Les signataires rappellent un fait juridique que Washington fait mine d’ignorer : le Traité OMPI de 2024 sur les ressources génétiques et les savoirs traditionnels impose aux entreprises développant des brevets issus de connaissances ancestrales de déclarer explicitement leur origine. Ce traité existe. Il a été adopté. Et les États-Unis, qui n’ont pas ratifié le Protocole de Nagoya, le texte de référence sur le partage des avantages liés à la biodiversité, avancent pourtant comme si ce cadre n’existait pas.
Cette lettre est arrivée trop tôt pour être prise au sérieux. Elle arrive maintenant trop tard pour changer quoi que ce soit à la signature d’hier. C’est précisément le problème.

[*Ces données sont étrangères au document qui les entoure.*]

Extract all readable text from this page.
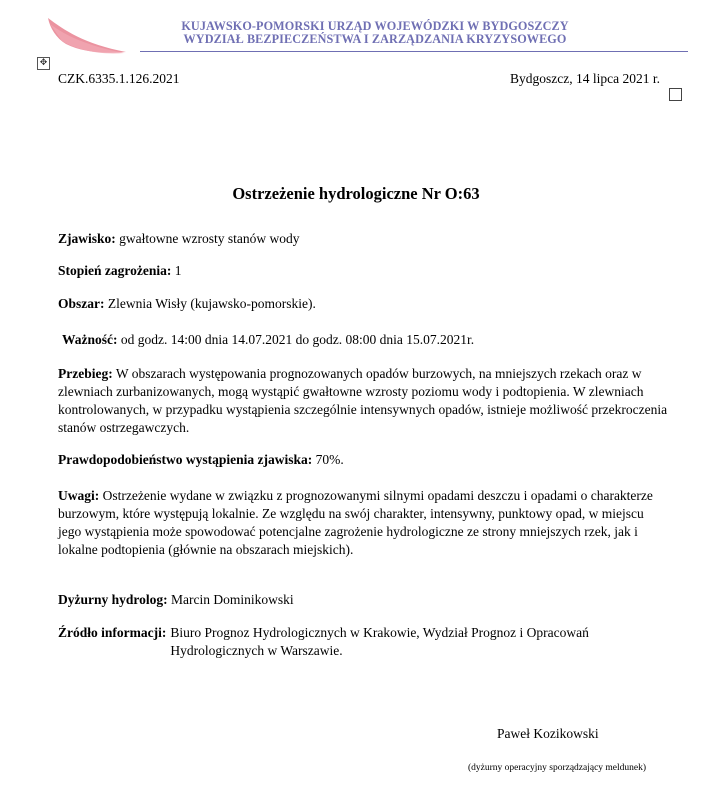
KUJAWSKO-POMORSKI URZĄD WOJEWÓDZKI W BYDGOSZCZY
WYDZIAŁ BEZPIECZEŃSTWA I ZARZĄDZANIA KRYZYSOWEGO
✥
CZK.6335.1.126.2021	Bydgoszcz, 14 lipca 2021 r.
Ostrzeżenie hydrologiczne Nr O:63
Zjawisko: gwałtowne wzrosty stanów wody
Stopień zagrożenia: 1
Obszar: Zlewnia Wisły (kujawsko-pomorskie).
Ważność: od godz. 14:00 dnia 14.07.2021 do godz. 08:00 dnia 15.07.2021r.
Przebieg: W obszarach występowania prognozowanych opadów burzowych, na mniejszych rzekach oraz w zlewniach zurbanizowanych, mogą wystąpić gwałtowne wzrosty poziomu wody i podtopienia. W zlewniach kontrolowanych, w przypadku wystąpienia szczególnie intensywnych opadów, istnieje możliwość przekroczenia stanów ostrzegawczych.
Prawdopodobieństwo wystąpienia zjawiska: 70%.
Uwagi: Ostrzeżenie wydane w związku z prognozowanymi silnymi opadami deszczu i opadami o charakterze burzowym, które występują lokalnie. Ze względu na swój charakter, intensywny, punktowy opad, w miejscu jego wystąpienia może spowodować potencjalne zagrożenie hydrologiczne ze strony mniejszych rzek, jak i lokalne podtopienia (głównie na obszarach miejskich).
Dyżurny hydrolog: Marcin Dominikowski
Źródło informacji: Biuro Prognoz Hydrologicznych w Krakowie, Wydział Prognoz i Opracowań Hydrologicznych w Warszawie.
Paweł Kozikowski
(dyżurny operacyjny sporządzający meldunek)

L’horloge tourne, mais pour qui ?

La lettre formulait deux demandes. La première : laisser aux autorités gabonaises le temps de finaliser leur propre cadre juridique, Libreville travaillant sur une législation encadrant la participation aux bénéfices dont le texte n’est pas encore adopté. La seconde : engager un dialogue formel avec les communautés de praticiens, traditionnels comme cliniques, avant tout déploiement à grande échelle.
Ce sont des demandes raisonnables. Elles se heurtent désormais à un décret déjà signé.
Car le temps joue contre le Gabon. Depuis hier soir, des laboratoires américains peuvent légitimement accélérer leurs dépôts de brevets, structurer des chaînes d’approvisionnement, lever des fonds sur la promesse d’une approbation imminente. Le décret promet de lever les obstacles juridiques qui empêchaient jusqu’ici chercheurs et cliniciens d’étudier ces substances et d’établir des protocoles thérapeutiques, selon les termes mêmes de RFK Jr. La machine est en marche. Le droit de la propriété intellectuelle fonctionne ainsi : il récompense la rapidité, pas la légitimité historique. Et une fois qu’un brevet est accordé, le renverser coûte des années et des millions.
Le Gabon n’est pourtant pas sans levier. Aux États-Unis comme dans de nombreux pays, l’accès à ces substances reste extrêmement limité, car elles sont classées comme addictives. C’est précisément ce que l’administration Trump veut progressivement changer. Mais en attendant, la plante sauvage reste difficile à cultiver industriellement. À court terme, la filière américaine aura besoin d’un approvisionnement que Libreville peut réguler, voire suspendre. C’est une monnaie d’échange réelle. Mais elle ne vaut que si elle est utilisée avant que les laboratoires ne trouvent d’autres voies de synthèse chimique. La fenêtre est ouverte, mais elle s’est sensiblement rétrécie depuis hier.
Ce que ce décret révèle

Il serait facile, et inexact, de réduire cette affaire à un complot américain contre l’Afrique. La réalité est plus banale, et peut-être plus inquiétante : il s’agit d’indifférence. D’un système dans lequel la souffrance des vétérans américains est politiquement visible, commercialement exploitable, et donc prioritaire, tandis que le droit des communautés gabonaises reste invisible, sans lobby, sans poids électoral, sans ligne au budget d’un PAC washingtonien.
Ce n’est pas de la malveillance. C’est de l’extractivisme ordinaire, habillé en humanisme médical. Et le fait qu’un décret de cette portée soit né, selon les propres aveux du président, d’une conversation avec un podcasteur en dit long sur la profondeur de la réflexion qui l’a précédé.
Et pendant que Washington industrialise l’ibogaïne au nom de ses héros de guerre, c’est un patrimoine vivant, des chants, des rituels, des savoirs transmis de génération en génération dans les clairières gabonaises, qui risque de finir en ligne de brevet dans le portefeuille d’une biotech du Delaware.
Le décret est signé depuis 24h seulement. L’histoire, elle, reste à écrire. Et le Gabon a encore, pour quelques semaines peut-être, la possibilité d’y figurer autrement qu’en fournisseur silencieux.